If Curious, Then Learn: A Brief Intro to Algorithmic Thinking

Imagine you’ve just bought a new bookshelf. All the pieces are stored in a box. As you unpack everything, you check the instructions to make sure you have all the parts you need.

You spend some time going over the instructions, putting things together step by step. There’s a set order to the process — first assembling the main pieces, then adding in the shelf pegs, then laying out the shelves.

Once you’ve built your bookshelf, you notice one of the shelves is a bit off-kilter. You check the instructions, going back a few steps to verify things. You realize that you added the shelf pegs too early. You make the quick fix, then go back through all the steps once more.

Check, check, double-check!

In putting together your new bookshelf, not only do you have a place to store all your books, but you’ve also run through some everyday algorithms. You’re engaging in algorithmic thinking, a component of computational thinking.

What Is Algorithmic Thinking?

Algorithmic thinking is the use of algorithms, or step-by-step sets of instructions, to complete a task. Teaching students to use algorithmic thinking prepares them for novelty. In an article on Quartz, one of the five job skills needed for the future is said to be making sense of “loopy, complex systems.” Being able to problem-solve on the fly is not only valuable, but necessary.

Algorithmic thinking has close ties to computer science and mathematics, as algorithms are the key to completing sequences of code or chunking big problems into smaller, more solvable parts. They take advantage of computers’ decision-making processes to do specific things at specific times. Instead of saying that the answer is always “red,” an algorithm defines rules that lead to that answer being a natural conclusion.

Some algorithms are pre-established. For example, the quicksort algorithm is an effective method for sorting items in a list. Other algorithms aren’t so easily defined. For example, what’s the best way to get from point A to point B? The mental map you envision might take different factors into account: construction, the fact that you can’t get there too early, the fact that you need to drive by a specific store along the way. These decisions factor into the “wayfinding” algorithm you create.

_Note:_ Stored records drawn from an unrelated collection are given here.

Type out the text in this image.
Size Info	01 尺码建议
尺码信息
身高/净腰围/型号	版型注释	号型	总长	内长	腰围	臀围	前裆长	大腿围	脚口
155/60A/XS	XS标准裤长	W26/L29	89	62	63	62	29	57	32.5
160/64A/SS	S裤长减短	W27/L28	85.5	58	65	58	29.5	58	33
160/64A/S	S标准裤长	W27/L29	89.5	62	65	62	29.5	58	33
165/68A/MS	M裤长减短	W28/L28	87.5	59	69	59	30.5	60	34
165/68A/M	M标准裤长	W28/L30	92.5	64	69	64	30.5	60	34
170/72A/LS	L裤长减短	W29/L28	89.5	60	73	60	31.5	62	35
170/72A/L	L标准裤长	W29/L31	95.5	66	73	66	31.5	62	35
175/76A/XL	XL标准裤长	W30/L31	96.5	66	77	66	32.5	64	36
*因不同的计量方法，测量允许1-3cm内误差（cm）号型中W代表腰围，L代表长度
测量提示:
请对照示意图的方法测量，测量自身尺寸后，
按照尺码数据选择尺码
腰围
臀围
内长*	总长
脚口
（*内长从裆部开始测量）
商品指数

Knowing what an algorithm is is very different from thinking algorithmically. It’s the difference between memorizing a formula and constructing your own. As this interview in Teacher Magazine suggests, it’s understanding conditional statements and loops and using logic to problem-solve and create procedural writing.

Algorithmic Thinking for All Students

Algorithms are intrinsically tied to computer science. Using step-by-step code chunks allows for more complicated and robust programs, and the hyper-personalization of media (from Spotify’s Discovery playlist to suggested Twitter follows) relies on algorithms. Some algorithms are proprietary, such as the black box behind Google’s search algorithm.

Algorithms have gotten quite a bit of media coverage, from the inherent bias that they can inherit from their coders to the idea of everyday algorithms. Learning about established algorithms has always been a part of the computer science curriculum. That said, given how computational thinking is slowly becoming more and more integrated into classrooms, algorithmic thinking is also entering non-computer-science curricula. Just as computational thinking isn’t necessarily code, neither is algorithmic thinking.

For students in lower grades, having algorithmic thinking as a part of their mental toolkit can be extremely valuable. It gives them an idea of how to go about making decisions — a daily process — as well as teaches them more procedural ways to learn. Similar to how metacognition teaches students to think better through deliberate practice, thinking about algorithms helps students come up with new ways to tackle new projects. They can learn about preexisting algorithms, then go beyond.

Ways to Practice Algorithmic Thinking

A good way to practice algorithmic thinking is through learning to code. There’s a reason algorithms and computer science go so well together. For example, take a Wolfram Mathematica notebook, which provides visible results when code is run. By creating an if-then statement — if this is the case, then do that — the notebook will provide the answer in a tangible way, giving students a space to reflect on the results, then reiterate if needed.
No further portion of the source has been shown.